Friday, February 17, 2017

Proxima B Update

The discovery of the exoplanet Proxima B last year was a landmark revelation for two reasons. The first is its proximity, it orbits the closest star to our solar system, Proxima Centauri, which itself has recently been determined to be a member of the greater Alpha Centauri system. The second reason is that the planet happens to be located within the zone of habitability of its star opening up the possibility that it might be earth-like, at least in some ways and that it may hold the potential for life to have evolved there.



But in a new study published by Vladimir Airapetian and his colleagues there is a model for how red dwarfs act when they're young and how that affects any planets within their zones of habitability. Unfortunately, the implications on Proxima B are not so good.

This study shows that immense solar flares may have removed all oxygen from the planet's atmosphere early in its history, and in fact would affect any planets within the habitability zone of any red dwarf star. These are the most common stars in the galaxy, something on the order of 75 percent of all stars and that holds significant ramifications for answering the Fermi Paradox, or the question of if there are aliens out there, why don't we see them? Well, if three quarters of all stars can't develop life within their zones of habitability, that eliminates a lot of the potential for life in the universe in general.

The reasoning behind the study is that while red dwarfs are among the coolest stars in temperature, they counter intuitively end up more active. They can even fire off superflares early in their history, this is bad news for life. So while they are a very stable kind of star when they age, and live enormously long lives that would give evolution a chance to get a foothold,  their violent past may preclude life from arising in an earth-like way on any planets orbiting them.

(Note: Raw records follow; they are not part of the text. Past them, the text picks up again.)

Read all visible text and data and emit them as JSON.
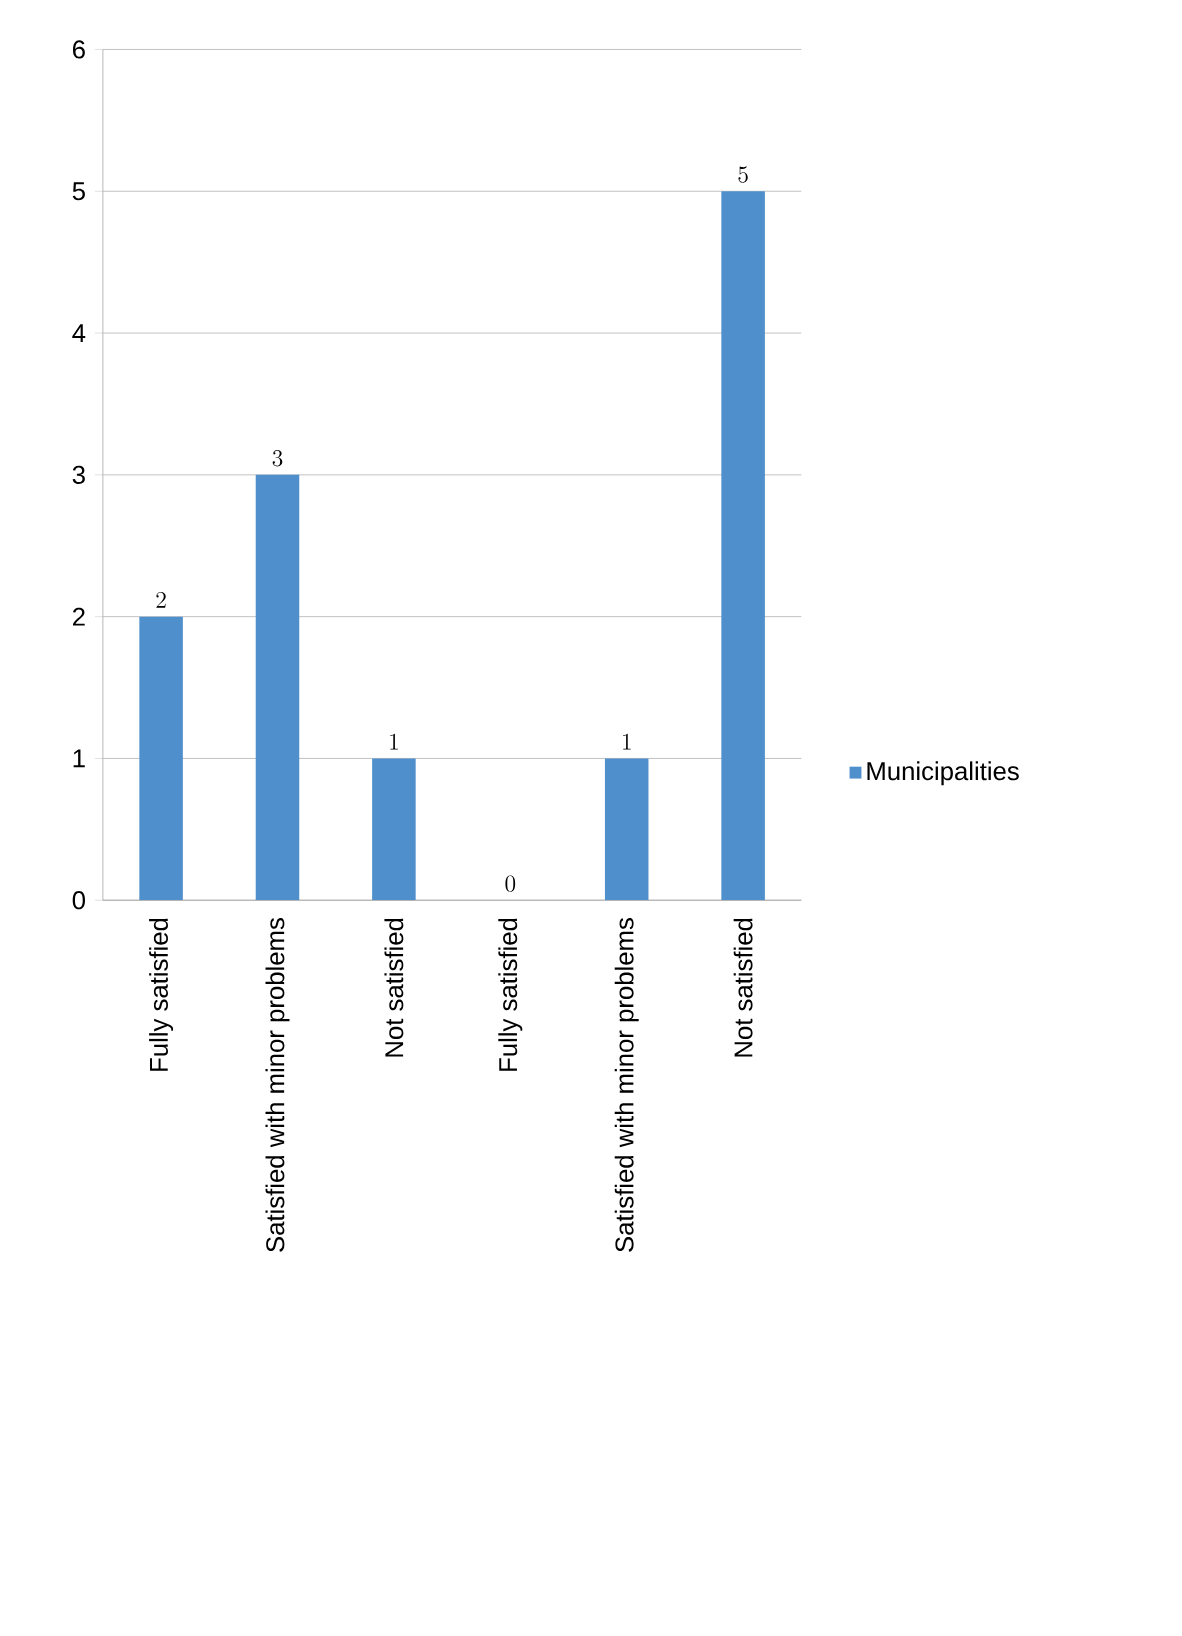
{
  "chart_data": {
    "type": "bar",
    "categories": [
      "Fully satisfied",
      "Satisfied with minor problems",
      "Not satisfied",
      "Fully satisfied",
      "Satisfied with minor problems",
      "Not satisfied"
    ],
    "series": [
      {
        "name": "Municipalities",
        "color": "#4f8fcc",
        "values": [
          2,
          3,
          1,
          0,
          1,
          5
        ]
      }
    ],
    "ylim": [
      0,
      6
    ],
    "yticks": [
      0,
      1,
      2,
      3,
      4,
      5,
      6
    ],
    "grid": "y",
    "legend": "right",
    "data_labels": true
  }
}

Part of the problem is that red dwarfs are tiny and dim, and that means that their zones of habitability are in a different location than a star such as our sun. Planets must therefore be over ten times closer to their star in order to be within the zone. This leaves them wide open to damage caused by solar flares and storms.

Planets that are located in inner solar systems tend to lose hydrogen because the X-Ray and Ultraviolet radiation from stellar flares strips electrons from the atoms which escape into space and drag the ionized atoms with them. When you get much closer to a star, as is the case for habitability zones around red dwarves, oxygen and nitrogen can then escape in the same way. That would leave the planet devoid of two necessary elements for life as we know it to evolve.

But there's even worse news. When you bring hydrogen into that mix, it becomes a situation where the planet would also slowly lose its liquid water as it evaporates and enters the atmosphere. This would leave Proxima B a lifeless, arid world even though it's within a zone of habitability.

But in a way, this is good news. The planet is close to us, so much so that it's within the realm of possibility that if initiatives like Project Starshot see fruition, some of us may see close up images of proxima B within our lifetimes. We may well find a world that we can terraform if there's enough ice in the outer part of the system and then some day call it another home for humanity.